8 Mayıs 2016 Pazar

VEDA-15 (oktay)

  Evimin bulunduğu sokağa girdiğimde saat yediye geliyordu. Arabayı apartmanın önüne, bahçe kapısı ile otoparka inen yolun arasına park ettim. Kontağı kapattım, dışarıya çıktım. Bahçe kapısından girmek üzereydim ki birinci katta oturan, doksanlık Hikmet Amca pencerede belirdi. Görmezden gelip hızlandım. O ise yaşının çizdiği sınırı aşan bir çeviklikle pencereyi açıp, kafasını çoktan dışarıya uzatmıştı.
 İncecik boynunu saran sarkık deri katlantıları, birbirine paralel hatlar üzerinde göğsünden, sivri sakallarla kaplı çenesine doğru uzanıyordu. Bu haliyle başını kabuğundan çıkarmış olan bir kaplumbağaya benzediğini düşündüm. Sarf ettiği ani ve de yoğun çabanın da etkisiyle soluk soluğa kalmıştı. Yıllar içerisinde büyümeye devam etmiş, deliklerinden siyahlı beyazlı kılların fışkırdığı kaba burnu, nefes aldıkça kabarıyor, burun kanatları dudaklarının üzerinde şemsiye misali açılıyordu. Ufacık gözlerini çevreleyen pörsümüş göz kapakları kan çanağına dönmüştü.
  Titrek ve de hırıltılar arasından zor seçilen cılız bir sesle beni yakınına çağırdı. “Buyur Amca!” dedim. Romatizma ilaçlarının bittiğini, her yerinin ağrıdığını, ağrılarından dolayı da gece gündüz ağladığını ve gözüne hiç uyku girmediğini söyledi. “Yarın yazar, getiririm.” Dedim. Buruşuk dudaklarının arasından çıkan, memnuniyetsizliğini belirtir bir puflama sonrası, evimde ilaç olup olmadığını sordu.  Ben de yukarı çıkınca bakacağımı, eğer bulursam getireceğimi söyleyip yoluma devam ettim.

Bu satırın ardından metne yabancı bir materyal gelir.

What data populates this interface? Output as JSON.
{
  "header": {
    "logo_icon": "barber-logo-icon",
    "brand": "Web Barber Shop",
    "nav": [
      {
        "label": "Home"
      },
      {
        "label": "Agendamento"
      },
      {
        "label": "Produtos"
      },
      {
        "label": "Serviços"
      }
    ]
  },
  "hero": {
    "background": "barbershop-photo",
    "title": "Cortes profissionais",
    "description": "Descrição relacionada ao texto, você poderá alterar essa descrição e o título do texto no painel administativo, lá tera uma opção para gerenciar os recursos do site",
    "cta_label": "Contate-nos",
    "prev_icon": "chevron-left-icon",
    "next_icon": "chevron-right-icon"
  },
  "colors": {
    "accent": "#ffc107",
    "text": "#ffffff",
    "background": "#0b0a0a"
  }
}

   Asansörün bozuk olduğunu gördüğümde, bu evde oturmaktaki ısrarından vazgeçmeyen Berna’ya içten içe saydırdım. Üçüncü kattaki daireye çıkıp kapıyı açtım, ayakkabılarımı çıkarmak üzere içeri girdim. Kapıyı tekrar kapattıktan sonra, nöbetten kalma kirli kıyafetlerle dolu poşeti koridorun köşesine fırlattım. Nikah fotoğraflarımız, yıllardır koridorun duvarında asılı durmaktaydı. Onu indirmem gerekip gerekmediğini kısacık bir süre düşündükten sonra, uğraşmaya gerekmeyeceğini fark ettim. Nihat’ı arayıp yarım saat sonra orada olacağımı, o saate müşteri almamasını söyledim.  B&Q barı aradım ve “9 gibi.” Dedim. Her zamanki yeri ayarlayacaklardı. Daha önce Ömür’ü oraya hiç götürmemiştim ama bu gece farklıydı, farklı olmalıydı.